I was teaching a visiting class a science lesson and a kid raised his hand and asked what happened to my head. I asked what’s wrong with my head and he said there’s a huge bump on it.
You never have such rapt attention from a class as when there might be something wrong or embarrassing happening. So every eye is on my forehead and more kids are nodding agreement that there’s something wrong with my forehead. I run over and looked in my little mirror to see if I could see anything and get that hypochondriac feeling that something is wrong. Little chills going down my body. I begin to sense a fever coming on. Was that a strange twinge in my brain?
I don’t know the average height of an elementary school teacher, but I’m pretty sure it’s about six inches shorter than the height at which they install the small closet mirrors. From my perch on the top of my toes, swaying back and forth, I can’t see anything wrong. More kids were agreeing that something was wrong – like the good kids I’m confident aren’t spinning tales to get out of doing science. Trying to be the responsible, unflusterable adult, we continue on with states of matter. When the kids went out to recess I ran to the bathroom and looked in the mirror. Still nothing, just a forehead. I did notice that the way my head is shaped, there’s a portion that rises up on my forehead that could be perceived as a massive, head-sized bump.
The next day we discussed it again and we came to agreement that I didn’t have a huge bump on my head, that it was just the shape of my head.
Thank you children.
I talked about it with my boyfriend at the time and he said, “Oh yeah, well that one time when you said you’d look terrible bald because your head is all lumpy, I just assumed that’s what you meant.”
It’s not what I meant.
I meant the part of my head that is covered with hair is lumpy.
But apparently the world sees a Neanderthal bump.
People always talk about how kids are sweet and tender and innocent. And in some ways they are. But that same innocence leads them to sometimes be brutally honest. You’ll know exactly where you stand with kids.
Do you look fat? Yep.
Does my hair look weird? Oh yeah.
Was that lesson boring? Uh-huh.
Some of them don’t always naturally think of others. It needs to be cultivated, drawn out of them.
One of the most important outcomes of any education is how the student behaves. A good employee, citizen, spouse, friend, parent, and human is kind, honest, selfless, and empathetic.

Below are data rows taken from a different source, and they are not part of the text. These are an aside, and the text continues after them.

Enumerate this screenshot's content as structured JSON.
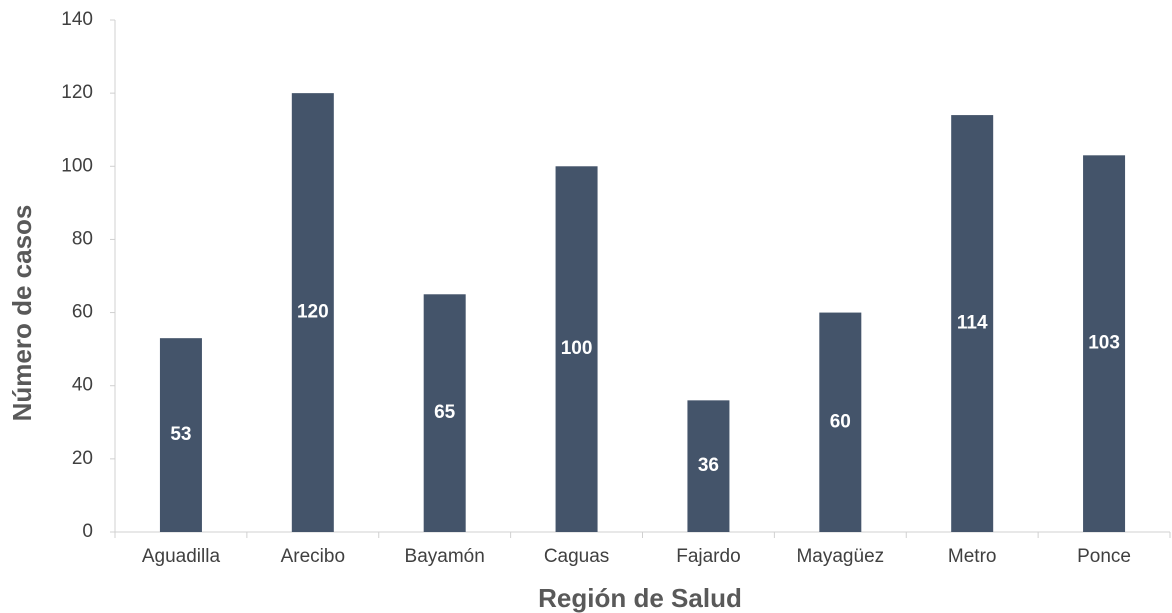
{
  "chart_data": {
    "type": "bar",
    "x_label": "Región de Salud",
    "y_label": "Número de casos",
    "categories": [
      "Aguadilla",
      "Arecibo",
      "Bayamón",
      "Caguas",
      "Fajardo",
      "Mayagüez",
      "Metro",
      "Ponce"
    ],
    "values": [
      53,
      120,
      65,
      100,
      36,
      60,
      114,
      103
    ],
    "color": "#44546a",
    "ylim": [
      0,
      140
    ],
    "yticks": [
      0,
      20,
      40,
      60,
      80,
      100,
      120,
      140
    ],
    "grid": false
  }
}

This summer I took a class on philosophy and we read ideas from Plato, Locke, Rousseau, and others. We discussed their purposes for educating children and many were far more interested in the character of their students than the academic outcomes. Their students were being prepared as whole people, with genuine morals. I It struck me as being somewhat backwards from the way we often train kids to be good in school. They get a pencil or a sticker for being kind or honest. Teachers are bugged to turn in their student of the week or month with vague reasons for what the student is being honored for. At what point does the student give serious reflection on what they want to be and their desire switch to being an intrinsic desire and true characteristic of a person?
I wanted to try something this year. Instead of rewarding the person doing the good deed I wanted to hear exclusively from recipients of goodness. I’d like to create brief videos of students who have been on the receiving end of someone else’s good deed. We’ll learn what the need was, how it was filled, and how they feel about it.
Maybe seeing positive consequences of thoughtful actions will make them think twice before mentioning their teacher’s neanderthal head.